The NY Times article provoked a backlash from psychiatrists. “By amplifying the echo chamber of social media, the article creates the unfortunate impression that the majority of patients are forced to continue antidepressants for fear of withdrawal rather than preventing recurrence”, read a letter to the editor signed by a group of 39 psychiatrists, who described depression as “chronic” and “little treated”.
At least 35 of the signatories to the letter were affiliated with the Columbia University College of Physicians and Surgeons, an institution that received a US$250 million donation from former Merck CEO Roy Vagelos and his wife, Diana, in 2017. Since their original marketing, SSRI antidepressants are now also known to increase bone loss and fracture risk, as well as the risk of the dreaded intestinal condition Clostridium difficile.
So why do SSRIs work?
It is generally accepted that SSRI antidepressants sometimes work, although not impressively and not for all patients. But why is that?
According to a follow-up article by Moncrieff and Horowitz: Any medication that changes normal brain activity is likely to have some impact on mood, and…by virtue of changing brain chemistry, antidepressants also produce changes in mental activity and emotion normal experiences. Antidepressants also numb mood, including not just sadness and anxiety, but pleasant emotions like happiness and joy”, which can lower depression scores, making the drugs appear effective.
An article in the journal Springer Inflammopharmacology suggests that a possible SSRI mechanism could be decreasing “neuroinflammation [in the brain] through multiple mechanisms, including the reduction of cytokines in blood or tissues or the regulation of complex inflammatory pathways. Whatever the explanation, it remains true that other methods of treating depression, including exercise and cognitive behavioral therapy, have proven efficacy with additional benefits and no side effects.
One last irony
Although the premise through which millions of people receive psychoactive drugs has been demolished, questions have been raised about the interface between medical care and misleading drug marketing.
Many media outlets went on the attack after Fox News host Tucker Carlson said: First, they told us SSRIs would save lives. Now, we learn that they don’t actually work as intended. In fact, the whole idea behind the drug was completely wrong. And yet, and here’s the best part, people are ignoring this news and the drugs are still being prescribed.
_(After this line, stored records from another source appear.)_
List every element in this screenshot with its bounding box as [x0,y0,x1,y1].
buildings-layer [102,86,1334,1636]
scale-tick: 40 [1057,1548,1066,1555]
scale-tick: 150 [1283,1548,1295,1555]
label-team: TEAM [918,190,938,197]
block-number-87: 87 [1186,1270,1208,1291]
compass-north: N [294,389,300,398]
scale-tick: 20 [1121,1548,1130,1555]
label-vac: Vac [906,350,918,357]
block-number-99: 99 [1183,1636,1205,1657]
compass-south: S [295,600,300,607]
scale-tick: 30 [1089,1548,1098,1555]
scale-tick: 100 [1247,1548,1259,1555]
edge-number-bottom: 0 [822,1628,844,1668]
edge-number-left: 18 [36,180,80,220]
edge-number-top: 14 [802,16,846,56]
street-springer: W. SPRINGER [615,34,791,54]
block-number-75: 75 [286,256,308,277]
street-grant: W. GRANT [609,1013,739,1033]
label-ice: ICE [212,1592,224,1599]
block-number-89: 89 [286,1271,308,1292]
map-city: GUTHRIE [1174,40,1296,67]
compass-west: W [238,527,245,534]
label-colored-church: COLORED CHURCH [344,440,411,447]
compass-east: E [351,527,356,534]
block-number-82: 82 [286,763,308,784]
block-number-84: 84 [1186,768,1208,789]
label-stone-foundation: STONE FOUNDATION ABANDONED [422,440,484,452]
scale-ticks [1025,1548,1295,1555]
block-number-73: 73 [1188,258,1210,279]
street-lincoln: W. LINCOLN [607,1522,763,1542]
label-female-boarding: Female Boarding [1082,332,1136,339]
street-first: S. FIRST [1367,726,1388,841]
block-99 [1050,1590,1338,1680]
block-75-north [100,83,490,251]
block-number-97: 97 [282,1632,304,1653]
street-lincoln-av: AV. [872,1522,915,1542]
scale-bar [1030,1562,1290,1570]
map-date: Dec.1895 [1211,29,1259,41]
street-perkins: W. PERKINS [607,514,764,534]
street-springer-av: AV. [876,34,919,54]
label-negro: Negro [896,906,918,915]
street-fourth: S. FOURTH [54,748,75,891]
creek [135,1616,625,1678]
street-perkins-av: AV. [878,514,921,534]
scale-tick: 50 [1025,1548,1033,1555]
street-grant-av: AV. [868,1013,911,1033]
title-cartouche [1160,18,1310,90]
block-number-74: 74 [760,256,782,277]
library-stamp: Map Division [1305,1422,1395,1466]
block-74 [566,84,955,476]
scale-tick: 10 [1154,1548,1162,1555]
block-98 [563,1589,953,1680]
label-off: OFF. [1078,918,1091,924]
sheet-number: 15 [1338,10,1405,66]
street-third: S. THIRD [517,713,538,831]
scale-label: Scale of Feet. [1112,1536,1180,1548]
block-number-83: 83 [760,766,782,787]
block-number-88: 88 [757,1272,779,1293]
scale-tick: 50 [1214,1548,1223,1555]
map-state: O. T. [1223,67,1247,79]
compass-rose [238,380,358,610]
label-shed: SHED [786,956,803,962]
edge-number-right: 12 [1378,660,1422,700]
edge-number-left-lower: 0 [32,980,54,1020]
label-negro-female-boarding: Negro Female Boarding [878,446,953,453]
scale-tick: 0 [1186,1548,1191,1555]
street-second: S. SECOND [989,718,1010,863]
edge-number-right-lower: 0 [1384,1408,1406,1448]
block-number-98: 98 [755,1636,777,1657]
Rolling Stone magazine published a best-selling article portraying Moncrieff as a conspiracy nut with a history of criticizing the overmedication of mental illness and attributing some mass shootings to psychoactive drugs.
The article, “Who is the psychiatrist behind the antidepressant study taking over the right-wing media?”, reveals the 180º turn that the progressive media has made towards drug manufacturers since Covid-19: Forgive and forget the original distrust of corporatism, capitalism and monopolies, and the scourge of opiates caused by drug manufacturers, in order to demonize rivals.
Meanwhile, millions of people taking SSRI antidepressants now face the same feeling that comes from quitting smoking.